Gene Prioritization with Word Embeddings and Protein Networks
Prioritizing candidate genes in ALS by integrating genetics with word embeddings.

🧬 Gene Prioritization with Word Embeddings and Protein Networks
📅 Research Period: Jul 2025 – Jul 2026
🌐 GitHub: Gene discovery
This research is supported by a FAPESP undergraduate fellowship (grant link).
Overview
Amyotrophic Lateral Sclerosis (ALS) is a fatal and highly heterogeneous neurodegenerative disease with multiple genetic and molecular contributors. Although GWAS and sequencing studies have identified important ALS-associated loci and genes, translating these signals into clear causal gene hypotheses remains a major challenge.
This project investigates whether biomedical literature embeddings can provide functional context for ALS gene prioritization. Instead of treating text-derived representations as standalone predictors, the project combines them with tissue-expression features from the Human Protein Atlas (HPA) and compares the resulting functional signal with GWAS-derived evidence.

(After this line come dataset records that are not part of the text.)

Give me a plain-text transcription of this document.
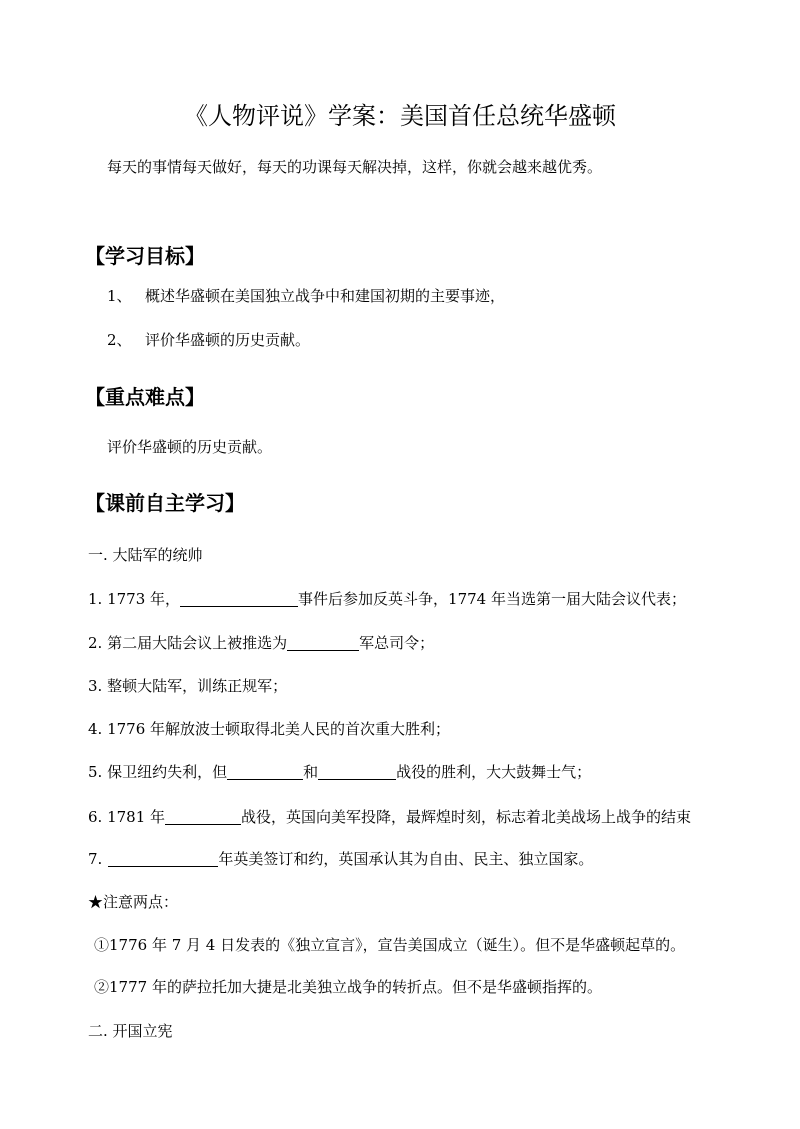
《人物评说》学案：美国首任总统华盛顿
每天的事情每天做好，每天的功课每天解决掉，这样，你就会越来越优秀。
【学习目标】
1、 概述华盛顿在美国独立战争中和建国初期的主要事迹，
2、 评价华盛顿的历史贡献。
【重点难点】
评价华盛顿的历史贡献。
【课前自主学习】
一. 大陆军的统帅
1. 1773 年，	事件后参加反英斗争，1774 年当选第一届大陆会议代表；
2. 第二届大陆会议上被推选为	军总司令；
3. 整顿大陆军，训练正规军；
4. 1776 年解放波士顿取得北美人民的首次重大胜利；
5. 保卫纽约失利，但	和	战役的胜利，大大鼓舞士气；
6. 1781 年	战役，英国向美军投降，最辉煌时刻，标志着北美战场上战争的结束
7.	年英美签订和约，英国承认其为自由、民主、独立国家。
★注意两点：
①1776 年 7 月 4 日发表的《独立宣言》，宣告美国成立（诞生）。但不是华盛顿起草的。
②1777 年的萨拉托加大捷是北美独立战争的转折点。但不是华盛顿指挥的。
二. 开国立宪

The main finding is that literature-derived embeddings did not consistently improve locus-level gene ranking, but the Word2Vec embedding space showed biologically interpretable structure. In protein network analyses, the Word2Vec/HPA model converged with GWAS-derived evidence at the level of protein interaction modules, suggesting that text-derived representations may be most useful for systems-level biological interpretation.
Method at a Glance

At a high level, the workflow consists of five stages:
- Literature collection: We construct disease-focused PubMed corpora for neurodegenerative and motor neuron disease contexts using ontology-guided search terms.

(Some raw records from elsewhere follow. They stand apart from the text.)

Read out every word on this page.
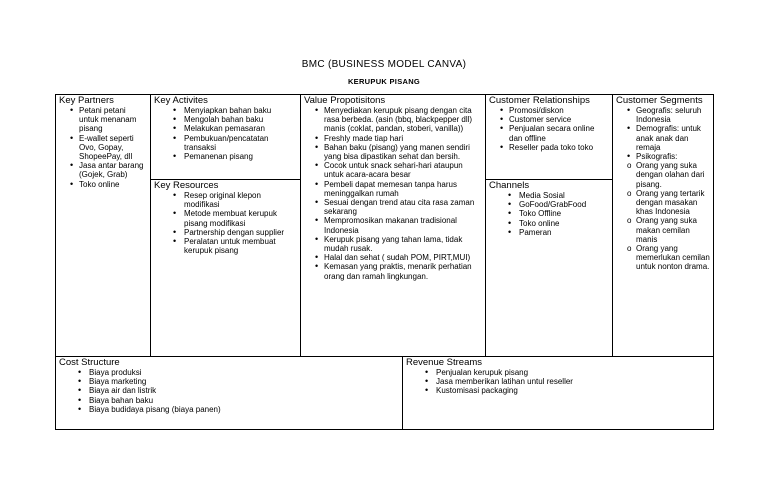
BMC (BUSINESS MODEL CANVA)
KERUPUK PISANG
Key Partners
• Petani petani untuk menanam pisang
• E-wallet seperti Ovo, Gopay, ShopeePay, dll
• Jasa antar barang (Gojek, Grab)
• Toko online
Key Activites
• Menyiapkan bahan baku
• Mengolah bahan baku
• Melakukan pemasaran
• Pembukuan/pencatatan transaksi
• Pemanenan pisang
Key Resources
• Resep original klepon modifikasi
• Metode membuat kerupuk pisang modifikasi
• Partnership dengan supplier
• Peralatan untuk membuat kerupuk pisang
Value Propotisitons
• Menyediakan kerupuk pisang dengan cita rasa berbeda. (asin (bbq, blackpepper dll) manis (coklat, pandan, stoberi, vanilla))
• Freshly made tiap hari
• Bahan baku (pisang) yang manen sendiri yang bisa dipastikan sehat dan bersih.
• Cocok untuk snack sehari-hari ataupun untuk acara-acara besar
• Pembeli dapat memesan tanpa harus meninggalkan rumah
• Sesuai dengan trend atau cita rasa zaman sekarang
• Mempromosikan makanan tradisional Indonesia
• Kerupuk pisang yang tahan lama, tidak mudah rusak.
• Halal dan sehat ( sudah POM, PIRT,MUI)
• Kemasan yang praktis, menarik perhatian orang dan ramah lingkungan.
Customer Relationships
• Promosi/diskon
• Customer service
• Penjualan secara online dan offline
• Reseller pada toko toko
Channels
• Media Sosial
• GoFood/GrabFood
• Toko Offline
• Toko online
• Pameran
Customer Segments
• Geografis: seluruh Indonesia
• Demografis: untuk anak anak dan remaja
• Psikografis:
o Orang yang suka dengan olahan dari pisang.
o Orang yang tertarik dengan masakan khas Indonesia
o Orang yang suka makan cemilan manis
o Orang yang memerlukan cemilan untuk nonton drama.
Cost Structure
• Biaya produksi
• Biaya marketing
• Biaya air dan listrik
• Biaya bahan baku
• Biaya budidaya pisang (biaya panen)
Revenue Streams
• Penjualan kerupuk pisang
• Jasa memberikan latihan untul reseller
• Kustomisasi packaging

- Gene representation: Each gene is represented using literature-derived embeddings, with Word2Vec used as the main interpretable embedding model and PubMedBERT explored as a complementary contextual representation.
- Feature integration: Gene embeddings are reduced with PCA and combined with HPA brain and muscle expression features to build a functional gene-prioritization model.
- Locus-level evaluation: Logistic-regression models are evaluated on ALS-associated GWAS loci to test whether text-derived features improve candidate-gene ranking.
- Network interpretation: Functional scores from the Word2Vec/HPA model are compared with GWAS-derived evidence through protein-network propagation, module enrichment, and Gene Ontology analysis.